After the weak GDP data earlier today, the market was looking for more guidance on when the FOMC will starting raising interest rates. The FOMC statement did not provide any clear guidance, but did brush off the weak data in Q1 as “due to transitory factors”. Many analysts and central bank watchers believe this means the door is still open for a rate hike.
On the other hand, the statement also noted that the FOMC needs to be “reasonably confident” that inflation will move towards its target in the medium-term, and wants to see further labor market improvements before shifting to tightening policy (raising rates).

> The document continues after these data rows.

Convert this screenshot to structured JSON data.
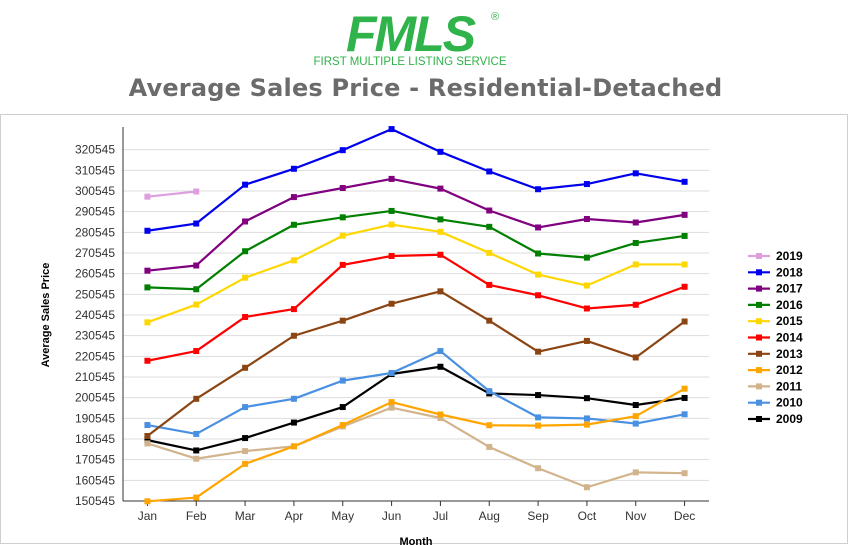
{
  "logo": {
    "wordmark": "FMLS",
    "tagline": "FIRST MULTIPLE LISTING SERVICE",
    "registered_mark": "®",
    "color": "#2fb34a"
  },
  "colors": {
    "title": "#6b6b6b",
    "grid": "#dddddd",
    "axis": "#333333"
  },
  "chart_data": {
    "type": "line",
    "title": "Average Sales Price - Residential-Detached",
    "xlabel": "Month",
    "ylabel": "Average Sales Price",
    "categories": [
      "Jan",
      "Feb",
      "Mar",
      "Apr",
      "May",
      "Jun",
      "Jul",
      "Aug",
      "Sep",
      "Oct",
      "Nov",
      "Dec"
    ],
    "yticks": [
      150545,
      160545,
      170545,
      180545,
      190545,
      200545,
      210545,
      220545,
      230545,
      240545,
      250545,
      260545,
      270545,
      280545,
      290545,
      300545,
      310545,
      320545
    ],
    "ylim": [
      150545,
      330545
    ],
    "grid": true,
    "legend_position": "right",
    "series": [
      {
        "name": "2019",
        "color": "#dda0dd",
        "values": [
          297800,
          300300,
          null,
          null,
          null,
          null,
          null,
          null,
          null,
          null,
          null,
          null
        ]
      },
      {
        "name": "2018",
        "color": "#0000ee",
        "values": [
          281300,
          284800,
          303600,
          311300,
          320300,
          330500,
          319500,
          310000,
          301400,
          303900,
          309100,
          305000
        ]
      },
      {
        "name": "2017",
        "color": "#800080",
        "values": [
          262000,
          264500,
          285800,
          297600,
          302000,
          306400,
          301700,
          291100,
          282900,
          287000,
          285300,
          289000
        ]
      },
      {
        "name": "2016",
        "color": "#008000",
        "values": [
          253900,
          253000,
          271400,
          284200,
          287800,
          290900,
          286800,
          283200,
          270300,
          268300,
          275400,
          278800
        ]
      },
      {
        "name": "2015",
        "color": "#ffd700",
        "values": [
          237000,
          245600,
          258600,
          267000,
          278900,
          284300,
          280800,
          270600,
          260100,
          254800,
          265000,
          265000
        ]
      },
      {
        "name": "2014",
        "color": "#ff0000",
        "values": [
          218400,
          223100,
          239600,
          243400,
          264800,
          269100,
          269700,
          255100,
          250100,
          243700,
          245500,
          254200
        ]
      },
      {
        "name": "2013",
        "color": "#8b4513",
        "values": [
          182000,
          200000,
          215000,
          230500,
          237800,
          246000,
          252000,
          237800,
          222800,
          228000,
          220000,
          237400
        ]
      },
      {
        "name": "2012",
        "color": "#ffa500",
        "values": [
          150400,
          152200,
          168500,
          177000,
          187300,
          198400,
          192400,
          187200,
          187000,
          187500,
          191600,
          204900
        ]
      },
      {
        "name": "2011",
        "color": "#d2b48c",
        "values": [
          178400,
          171000,
          174700,
          177000,
          186600,
          195700,
          190700,
          176700,
          166400,
          157200,
          164400,
          164000
        ]
      },
      {
        "name": "2010",
        "color": "#4a90e2",
        "values": [
          187300,
          183000,
          196000,
          200000,
          208800,
          212500,
          223100,
          203700,
          191000,
          190500,
          188000,
          192500
        ]
      },
      {
        "name": "2009",
        "color": "#000000",
        "values": [
          180000,
          175000,
          181000,
          188500,
          196000,
          212000,
          215500,
          202600,
          201800,
          200300,
          197000,
          200400
        ]
      }
    ]
  }
}
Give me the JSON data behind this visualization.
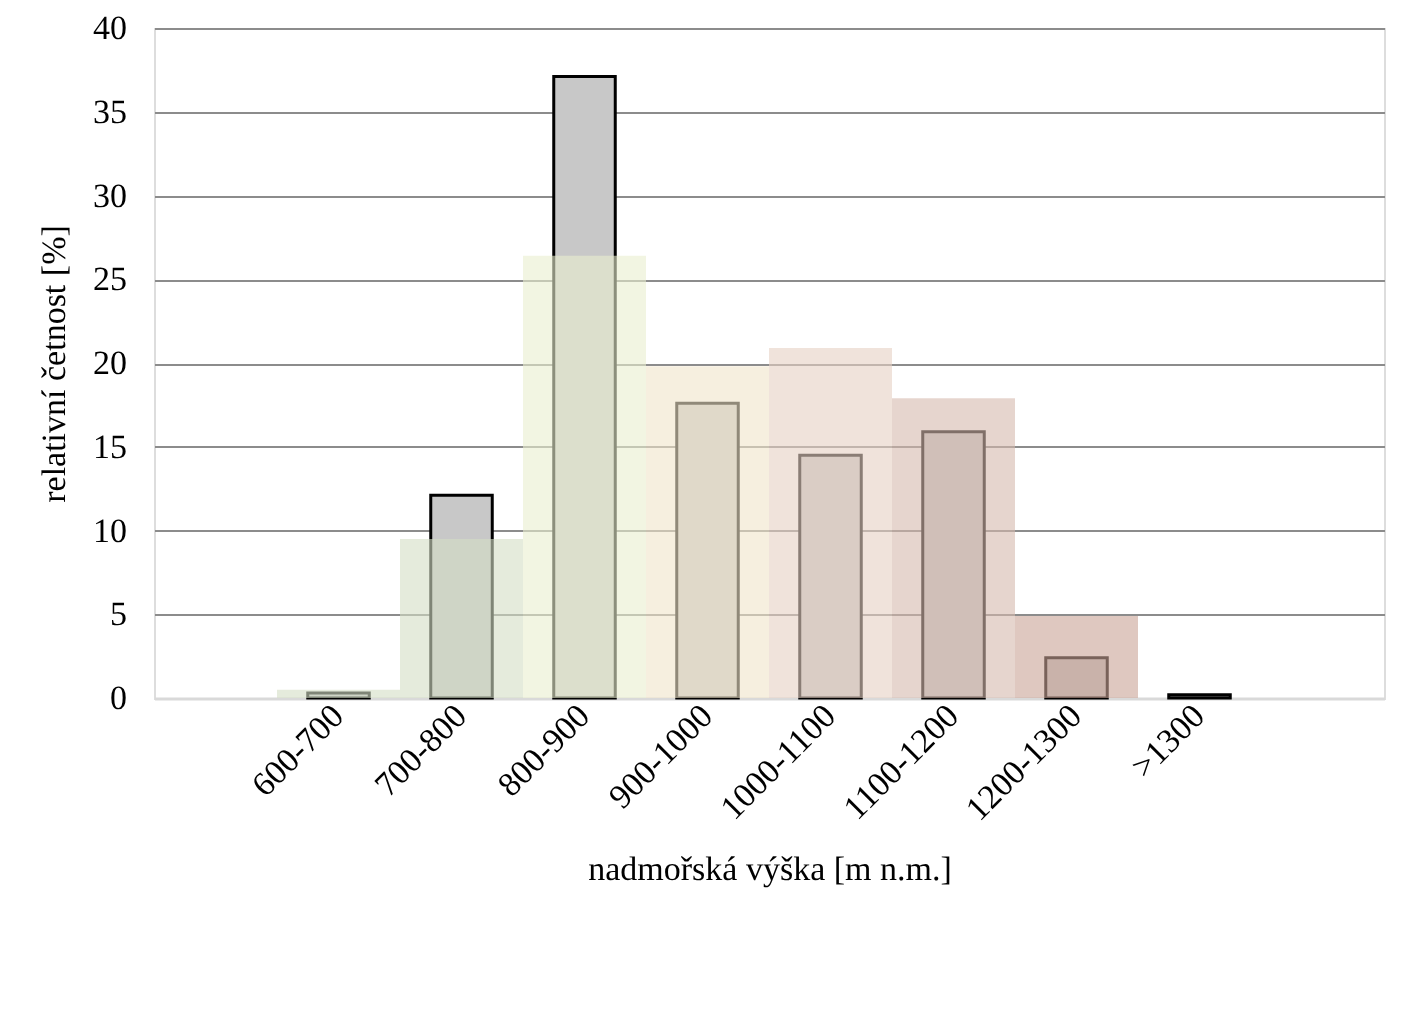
{
  "chart_data": {
    "type": "bar",
    "xlabel": "nadmořská výška [m n.m.]",
    "ylabel": "relativní četnost [%]",
    "categories": [
      null,
      "600-700",
      "700-800",
      "800-900",
      "900-1000",
      "1000-1100",
      "1100-1200",
      "1200-1300",
      ">1300",
      null
    ],
    "series": [
      {
        "color": "#c8c8c8",
        "values": [
          null,
          0.3,
          12.1,
          37.1,
          17.6,
          14.5,
          15.9,
          2.4,
          0.2,
          null
        ]
      },
      {
        "colors": [
          "#ffffff",
          "#d3ddc4",
          "#d3ddc4",
          "#eaefcf",
          "#f0e4c9",
          "#e6d0c3",
          "#d6b9ae",
          "#c9a496",
          "#c9a496",
          "#ffffff"
        ],
        "values": [
          null,
          0.5,
          9.5,
          26.4,
          19.8,
          20.9,
          17.9,
          4.9,
          0,
          null
        ]
      }
    ],
    "ylim": [
      0,
      40
    ],
    "yticks": [
      0,
      5,
      10,
      15,
      20,
      25,
      30,
      35,
      40
    ],
    "grid": "y"
  }
}
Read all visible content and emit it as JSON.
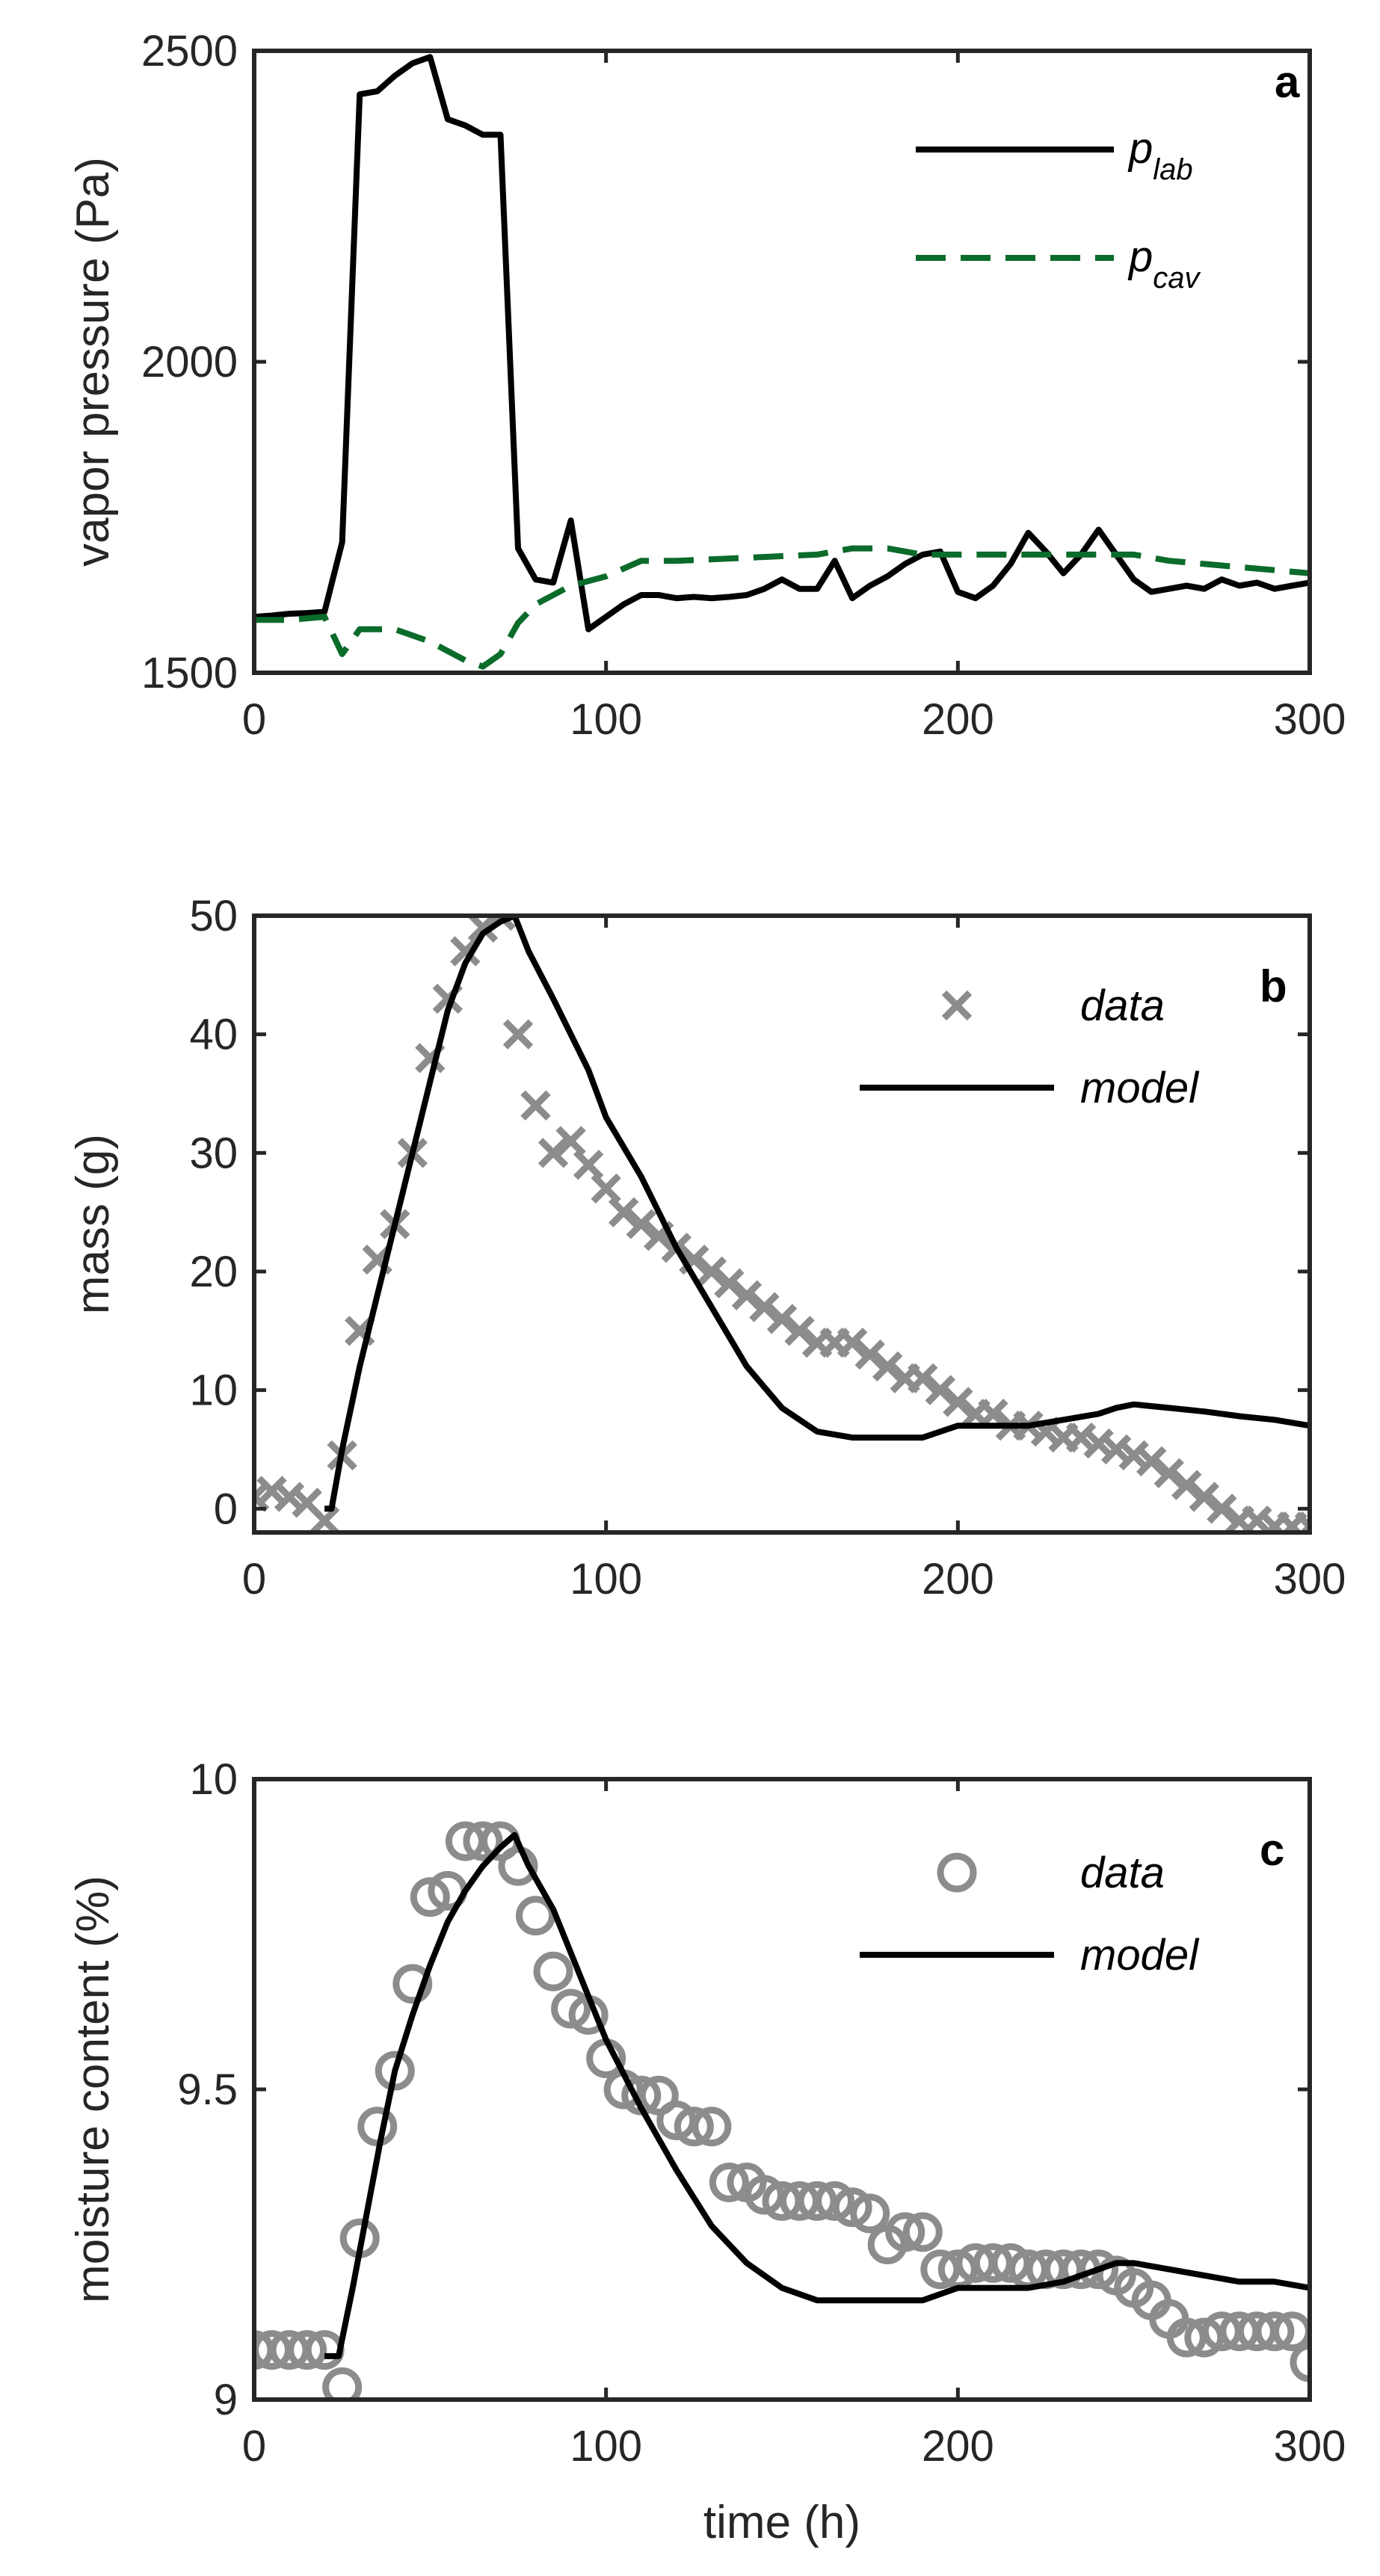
{
  "chart_data": [
    {
      "id": "a",
      "type": "line",
      "panel_label": "a",
      "xlabel": "",
      "ylabel": "vapor pressure (Pa)",
      "xlim": [
        0,
        300
      ],
      "ylim": [
        1500,
        2500
      ],
      "xticks": [
        0,
        100,
        200,
        300
      ],
      "yticks": [
        1500,
        2000,
        2500
      ],
      "legend_position": "top-right",
      "series": [
        {
          "name": "p_lab",
          "label_main": "p",
          "label_sub": "lab",
          "style": "solid",
          "color": "#000000",
          "x": [
            0,
            5,
            10,
            15,
            20,
            25,
            30,
            35,
            40,
            45,
            50,
            55,
            60,
            65,
            70,
            75,
            80,
            85,
            90,
            95,
            100,
            105,
            110,
            115,
            120,
            125,
            130,
            135,
            140,
            145,
            150,
            155,
            160,
            165,
            170,
            175,
            180,
            185,
            190,
            195,
            200,
            205,
            210,
            215,
            220,
            225,
            230,
            235,
            240,
            245,
            250,
            255,
            260,
            265,
            270,
            275,
            280,
            285,
            290,
            295,
            300
          ],
          "y": [
            1590,
            1592,
            1595,
            1596,
            1598,
            1710,
            2430,
            2435,
            2460,
            2480,
            2490,
            2390,
            2380,
            2365,
            2365,
            1700,
            1650,
            1645,
            1745,
            1570,
            1590,
            1610,
            1625,
            1625,
            1620,
            1622,
            1620,
            1622,
            1625,
            1635,
            1650,
            1635,
            1635,
            1680,
            1620,
            1640,
            1655,
            1675,
            1690,
            1695,
            1630,
            1620,
            1640,
            1675,
            1725,
            1695,
            1660,
            1690,
            1730,
            1690,
            1650,
            1630,
            1635,
            1640,
            1635,
            1650,
            1640,
            1645,
            1635,
            1640,
            1645
          ]
        },
        {
          "name": "p_cav",
          "label_main": "p",
          "label_sub": "cav",
          "style": "dashed",
          "color": "#0b6b2a",
          "x": [
            0,
            10,
            20,
            25,
            30,
            40,
            50,
            60,
            65,
            70,
            75,
            80,
            90,
            100,
            110,
            120,
            140,
            160,
            170,
            180,
            190,
            200,
            220,
            240,
            250,
            260,
            270,
            280,
            290,
            300
          ],
          "y": [
            1585,
            1585,
            1590,
            1530,
            1570,
            1570,
            1550,
            1520,
            1510,
            1530,
            1580,
            1610,
            1640,
            1655,
            1680,
            1680,
            1685,
            1690,
            1700,
            1700,
            1690,
            1690,
            1690,
            1690,
            1690,
            1680,
            1675,
            1670,
            1665,
            1660
          ]
        }
      ]
    },
    {
      "id": "b",
      "type": "scatter+line",
      "panel_label": "b",
      "xlabel": "",
      "ylabel": "mass (g)",
      "xlim": [
        0,
        300
      ],
      "ylim": [
        -2,
        50
      ],
      "xticks": [
        0,
        100,
        200,
        300
      ],
      "yticks": [
        0,
        10,
        20,
        30,
        40,
        50
      ],
      "legend_position": "top-right",
      "series": [
        {
          "name": "data",
          "marker": "x",
          "color": "#8c8c8c",
          "x": [
            0,
            5,
            10,
            15,
            20,
            25,
            30,
            35,
            40,
            45,
            50,
            55,
            60,
            65,
            70,
            75,
            80,
            85,
            90,
            95,
            100,
            105,
            110,
            115,
            120,
            125,
            130,
            135,
            140,
            145,
            150,
            155,
            160,
            165,
            170,
            175,
            180,
            185,
            190,
            195,
            200,
            205,
            210,
            215,
            220,
            225,
            230,
            235,
            240,
            245,
            250,
            255,
            260,
            265,
            270,
            275,
            280,
            285,
            290,
            295,
            300
          ],
          "y": [
            1,
            1.5,
            1,
            0.5,
            -1,
            4.5,
            15,
            21,
            24,
            30,
            38,
            43,
            47,
            49,
            50,
            40,
            34,
            30,
            31,
            29,
            27,
            25,
            24,
            23,
            22,
            21,
            20,
            19,
            18,
            17,
            16,
            15,
            14,
            14,
            14,
            13,
            12,
            11,
            11,
            10,
            9,
            8,
            8,
            7,
            7,
            6.5,
            6,
            6,
            5.5,
            5,
            4.5,
            4,
            3,
            2,
            1,
            0,
            -1,
            -1,
            -1.5,
            -1.5,
            -1.5
          ]
        },
        {
          "name": "model",
          "style": "solid",
          "color": "#000000",
          "x": [
            20,
            22,
            25,
            30,
            35,
            40,
            45,
            50,
            55,
            60,
            65,
            70,
            74,
            78,
            85,
            90,
            95,
            100,
            110,
            120,
            130,
            140,
            150,
            160,
            170,
            180,
            190,
            200,
            210,
            220,
            230,
            240,
            245,
            250,
            260,
            270,
            280,
            290,
            300
          ],
          "y": [
            0,
            0,
            5,
            12,
            18,
            24,
            30,
            36,
            42,
            46,
            48.5,
            49.5,
            50,
            47,
            43,
            40,
            37,
            33,
            28,
            22,
            17,
            12,
            8.5,
            6.5,
            6,
            6,
            6,
            7,
            7,
            7,
            7.5,
            8,
            8.5,
            8.8,
            8.5,
            8.2,
            7.8,
            7.5,
            7
          ]
        }
      ]
    },
    {
      "id": "c",
      "type": "scatter+line",
      "panel_label": "c",
      "xlabel": "time (h)",
      "ylabel": "moisture content (%)",
      "xlim": [
        0,
        300
      ],
      "ylim": [
        9,
        10
      ],
      "xticks": [
        0,
        100,
        200,
        300
      ],
      "yticks": [
        9,
        9.5,
        10
      ],
      "legend_position": "top-right",
      "series": [
        {
          "name": "data",
          "marker": "o",
          "color": "#8c8c8c",
          "x": [
            0,
            5,
            10,
            15,
            20,
            25,
            30,
            35,
            40,
            45,
            50,
            55,
            60,
            65,
            70,
            75,
            80,
            85,
            90,
            95,
            100,
            105,
            110,
            115,
            120,
            125,
            130,
            135,
            140,
            145,
            150,
            155,
            160,
            165,
            170,
            175,
            180,
            185,
            190,
            195,
            200,
            205,
            210,
            215,
            220,
            225,
            230,
            235,
            240,
            245,
            250,
            255,
            260,
            265,
            270,
            275,
            280,
            285,
            290,
            295,
            300
          ],
          "y": [
            9.08,
            9.08,
            9.08,
            9.08,
            9.08,
            9.02,
            9.26,
            9.44,
            9.53,
            9.67,
            9.81,
            9.82,
            9.9,
            9.9,
            9.9,
            9.86,
            9.78,
            9.69,
            9.63,
            9.62,
            9.55,
            9.5,
            9.49,
            9.49,
            9.45,
            9.44,
            9.44,
            9.35,
            9.35,
            9.33,
            9.32,
            9.32,
            9.32,
            9.32,
            9.31,
            9.3,
            9.25,
            9.27,
            9.27,
            9.21,
            9.21,
            9.22,
            9.22,
            9.22,
            9.21,
            9.21,
            9.21,
            9.21,
            9.21,
            9.2,
            9.18,
            9.16,
            9.13,
            9.1,
            9.1,
            9.11,
            9.11,
            9.11,
            9.11,
            9.11,
            9.06
          ]
        },
        {
          "name": "model",
          "style": "solid",
          "color": "#000000",
          "x": [
            20,
            24,
            28,
            32,
            36,
            40,
            45,
            50,
            55,
            60,
            65,
            70,
            74,
            78,
            85,
            90,
            95,
            100,
            110,
            120,
            130,
            140,
            150,
            160,
            170,
            180,
            190,
            200,
            210,
            220,
            230,
            240,
            245,
            250,
            260,
            270,
            280,
            290,
            300
          ],
          "y": [
            9.07,
            9.07,
            9.18,
            9.3,
            9.42,
            9.53,
            9.62,
            9.7,
            9.77,
            9.82,
            9.86,
            9.89,
            9.91,
            9.86,
            9.79,
            9.72,
            9.65,
            9.58,
            9.47,
            9.37,
            9.28,
            9.22,
            9.18,
            9.16,
            9.16,
            9.16,
            9.16,
            9.18,
            9.18,
            9.18,
            9.19,
            9.21,
            9.22,
            9.22,
            9.21,
            9.2,
            9.19,
            9.19,
            9.18
          ]
        }
      ]
    }
  ]
}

Remember, the FOMC started the year with a very positive outlook anchored on improving data from the jobs market. We saw jobs data soften in Q1 among other economic data points. I think the tone of leaving the door open is simply a refusal to admit that they were wrong. They did acknowledge that data has been slower than expected, but the emphasis was that its based on transitory factors. The truth is, after this step back in Q1, it will take at least another quarter of data to start considering the rate hike. So, at best, the FOMC will look into it for September through the end of the year.
So, how do we play the USD? Let’s say we see the market price in a rate hike for June. I believe that would create opportunity to sell the USD again. On the other hand, we should not be too bearish on the USD neither. We can expect some further decline in the short-term especially if data fails to pick up. But if we start to see some improving US data for Q2, we will have to start limiting the bearish outlook for the greenback.
Essentially, without clear forward guidance, we should remain neutral-bearish on the USD and be aware of economic data trends in Q2.